Loading up an engine is how a manufacturer determines and engine's power output,
by the way.

This is all in contrast to the Dynojet inertia type testing, which simply
requires the
car to run on the rollers from standstill or low rpms, to redline or anywhere in
between (in one or several gears). The rate of acceleration is measured, and
power
is mathematically calculated using the constant of roller weight. The time it
takes to
accelerate a given mass to a particular speed can be used to calculate hp. It is
relatively painless to the car, and quickly measured. Plus, the Dynojet software
allows automatic graphing, which produces an attractive consumer product.

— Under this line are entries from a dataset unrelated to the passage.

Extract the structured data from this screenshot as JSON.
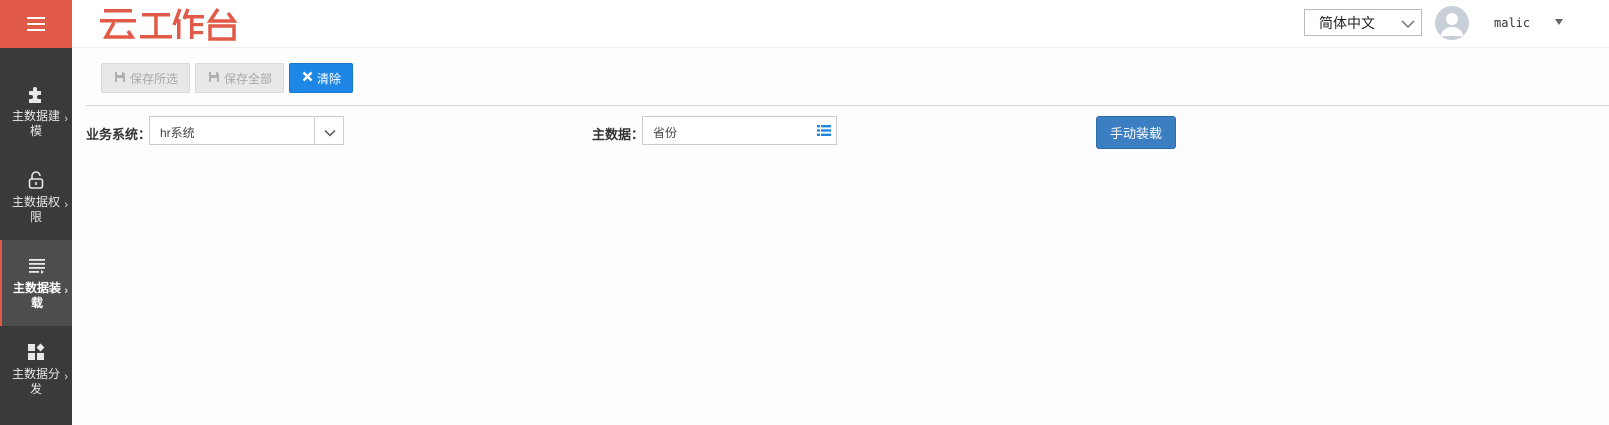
{
  "header": {
    "logo_text": "云工作台",
    "language": "简体中文",
    "username": "malic"
  },
  "sidebar": {
    "items": [
      {
        "label": "主数据建模",
        "icon": "puzzle-icon"
      },
      {
        "label": "主数据权限",
        "icon": "lock-icon"
      },
      {
        "label": "主数据装载",
        "icon": "list-load-icon",
        "active": true
      },
      {
        "label": "主数据分发",
        "icon": "grid-share-icon"
      }
    ]
  },
  "toolbar": {
    "save_selected_label": "保存所选",
    "save_all_label": "保存全部",
    "clear_label": "清除"
  },
  "form": {
    "business_system_label": "业务系统：",
    "business_system_value": "hr系统",
    "master_data_label": "主数据：",
    "master_data_value": "省份",
    "manual_load_label": "手动装载"
  },
  "colors": {
    "brand_red": "#e05a47",
    "sidebar_bg": "#3a3a3a",
    "primary_blue": "#1e87e5",
    "load_button_blue": "#3b7ec2"
  }
}
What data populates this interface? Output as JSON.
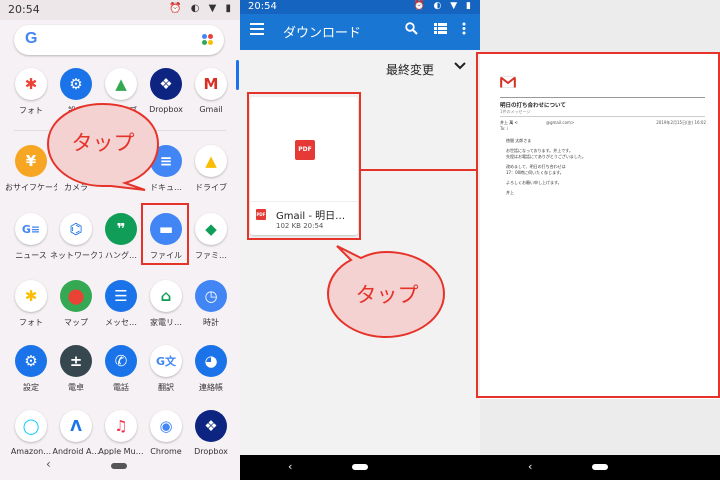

However, the downside to this measuring form is that, in the real world, the
vehicle
is working harder than what is required in accelerating the rollers on a
Dynojet.

Between the weight of the car itself, elevation changes, and surface friction,
the
actual environment the engine works in during use is quite different from its
experience on an inertia type dyno. This is an important factor to consider when
interpreting the hp gain of a particular mod/product. For example, lots of
ignition
timing can be thrown at an engine to produce big hp numbers on an inertia dyno,
but the same ignition setting can result in *less* hp when the engine is
actually
required to work on the street. Preignition or detonation can occur, tripping
the
knock sensors and causing the ECU to roll back the timing to less than stock.
Not
good for power. Same issue with fueling. Leaner fuel maps may work well when
subjected to the relatively gentle inertia rollers, but can be disastrous when
under
load on the street.

The Dynojet is a great marketing tool, but is not an accurate, real world
measuring
device. Dynojet now has a load type device that can be added to their existing
models, but it currently is fixed, and cannot be altered. So, it suffers from
the same
drawback as the older type load dynos.

The best of both worlds is the load type dyno with a sophisticated operating
system. For example, a Mustang MD-250 chassis dyno is rated at a maximum hp load
of 750.
However, we can load it from 0hp (simply spinning the attached flywheel and
rollers like the Dynojet) up to 750hp and anywhere in between. We can specify a
time period over which we want a load to be applied. We can simulate a series of
hills, as the car goes up and down in elevation, which obviously varies the load
on
the engine. We can set a specific rpm at which the dyno can apply a specific
load.

In other words, the load application on a MD-250 dyno is practically infinitely
variable,
and can be as punishing or gentle on the engine as we want. All controlled by
the
Windows based software on the controller PC, with hand held operator controls.
For development use, the load ability is crucial, to produce a product that will
perform correctly in the real world. For promotional use, such for dyno days,
the
inertia mode is useful.

Hope that clears us some confusion regarding the types of chassis dynamometers
out there.

Jason
'93 SLC